Abstract

Despite the nonlinear nature of turbulence, there is evidence that part of the energy-transfer mechanisms sustaining wall turbulence can be ascribed to linear processes. The different scenarios stem from linear stability theory and comprise exponential instabilities, neutral modes, transient growth from non-normal operators, and parametric instabilities from temporal mean-flow variations, among others. These mechanisms, each potentially capable of leading to the observed turbulence structure, are rooted in simplified physical models. Whether the flow follows any or a combination of them remains elusive. Here, we evaluate the linear mechanisms responsible for the energy transfer from the streamwise-averaged mean-flow U to the fluctuating velocities u’. To that end, we use cause-and-effect analysis based on interventions: manipulation of the causing variable leads to changes in the effect.
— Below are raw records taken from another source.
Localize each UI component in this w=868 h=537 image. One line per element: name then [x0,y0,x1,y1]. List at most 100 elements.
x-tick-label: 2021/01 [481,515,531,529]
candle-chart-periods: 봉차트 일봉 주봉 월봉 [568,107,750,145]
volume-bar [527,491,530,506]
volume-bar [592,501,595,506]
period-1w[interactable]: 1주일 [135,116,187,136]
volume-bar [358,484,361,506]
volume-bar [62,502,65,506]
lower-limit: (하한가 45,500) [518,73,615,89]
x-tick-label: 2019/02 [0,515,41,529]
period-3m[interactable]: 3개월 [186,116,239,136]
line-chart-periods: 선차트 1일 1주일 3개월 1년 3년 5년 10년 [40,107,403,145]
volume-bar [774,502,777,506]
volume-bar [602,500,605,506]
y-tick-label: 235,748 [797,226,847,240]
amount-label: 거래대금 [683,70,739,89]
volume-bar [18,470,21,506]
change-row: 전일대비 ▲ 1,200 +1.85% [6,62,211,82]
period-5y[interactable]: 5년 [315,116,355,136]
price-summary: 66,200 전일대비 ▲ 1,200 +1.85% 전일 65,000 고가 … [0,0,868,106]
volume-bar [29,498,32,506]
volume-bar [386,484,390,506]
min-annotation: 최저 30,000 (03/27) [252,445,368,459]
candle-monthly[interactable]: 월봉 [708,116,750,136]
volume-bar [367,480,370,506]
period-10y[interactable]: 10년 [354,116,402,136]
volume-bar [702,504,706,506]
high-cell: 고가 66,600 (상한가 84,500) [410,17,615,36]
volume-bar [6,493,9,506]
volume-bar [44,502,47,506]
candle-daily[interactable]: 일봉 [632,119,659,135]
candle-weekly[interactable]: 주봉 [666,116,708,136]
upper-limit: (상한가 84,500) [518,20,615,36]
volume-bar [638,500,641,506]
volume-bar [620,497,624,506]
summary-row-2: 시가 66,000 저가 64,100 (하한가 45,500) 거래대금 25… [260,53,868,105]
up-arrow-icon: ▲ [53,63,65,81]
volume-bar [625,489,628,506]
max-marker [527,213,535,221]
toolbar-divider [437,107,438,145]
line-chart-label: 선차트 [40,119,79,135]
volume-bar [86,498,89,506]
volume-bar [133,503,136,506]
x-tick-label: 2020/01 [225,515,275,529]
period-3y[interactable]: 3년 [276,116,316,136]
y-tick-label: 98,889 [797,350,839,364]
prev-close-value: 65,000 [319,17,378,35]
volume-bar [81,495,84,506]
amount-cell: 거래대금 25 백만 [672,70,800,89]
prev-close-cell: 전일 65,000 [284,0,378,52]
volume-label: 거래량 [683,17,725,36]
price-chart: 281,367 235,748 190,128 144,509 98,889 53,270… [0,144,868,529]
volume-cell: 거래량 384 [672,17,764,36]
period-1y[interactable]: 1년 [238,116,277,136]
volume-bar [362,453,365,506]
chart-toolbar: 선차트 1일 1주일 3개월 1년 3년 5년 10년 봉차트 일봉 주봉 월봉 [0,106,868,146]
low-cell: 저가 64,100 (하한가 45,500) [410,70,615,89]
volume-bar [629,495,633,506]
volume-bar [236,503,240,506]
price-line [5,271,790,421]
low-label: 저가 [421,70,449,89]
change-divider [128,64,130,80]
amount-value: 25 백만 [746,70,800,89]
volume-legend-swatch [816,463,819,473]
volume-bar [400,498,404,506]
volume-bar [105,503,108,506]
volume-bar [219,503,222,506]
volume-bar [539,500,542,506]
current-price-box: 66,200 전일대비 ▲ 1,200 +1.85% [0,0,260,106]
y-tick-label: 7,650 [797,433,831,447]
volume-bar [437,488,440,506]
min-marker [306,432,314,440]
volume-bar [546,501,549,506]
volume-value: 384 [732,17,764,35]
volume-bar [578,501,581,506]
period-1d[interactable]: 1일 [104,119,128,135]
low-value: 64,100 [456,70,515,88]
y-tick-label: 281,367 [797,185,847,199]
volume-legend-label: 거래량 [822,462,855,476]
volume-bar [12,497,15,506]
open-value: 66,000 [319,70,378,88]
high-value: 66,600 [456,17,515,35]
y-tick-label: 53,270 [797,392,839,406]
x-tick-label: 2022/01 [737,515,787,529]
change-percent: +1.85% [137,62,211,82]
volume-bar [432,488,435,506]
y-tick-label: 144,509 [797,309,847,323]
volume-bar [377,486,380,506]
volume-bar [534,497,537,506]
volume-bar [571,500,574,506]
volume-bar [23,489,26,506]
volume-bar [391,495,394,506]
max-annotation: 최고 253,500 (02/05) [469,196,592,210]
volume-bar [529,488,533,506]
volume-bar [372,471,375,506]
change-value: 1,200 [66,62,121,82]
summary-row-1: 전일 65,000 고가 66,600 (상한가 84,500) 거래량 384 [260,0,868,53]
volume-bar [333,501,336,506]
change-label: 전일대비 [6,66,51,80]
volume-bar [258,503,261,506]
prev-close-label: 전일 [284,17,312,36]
This is achieved by direct numerical simulation of turbulent channel flows at low Reynolds number, in which the energy transfer from U to u’ is constrained to preclude a targeted linear mechanism. We show that transient growth is sufficient for sustaining realistic wall turbulence. Self-sustaining turbulence persists when exponential instabilities, neutral modes, and parametric instabilities of the mean flow are suppressed. We further show that a key component of transient growth is the Orr/push-over mechanism induced by spanwise variations of the base flow.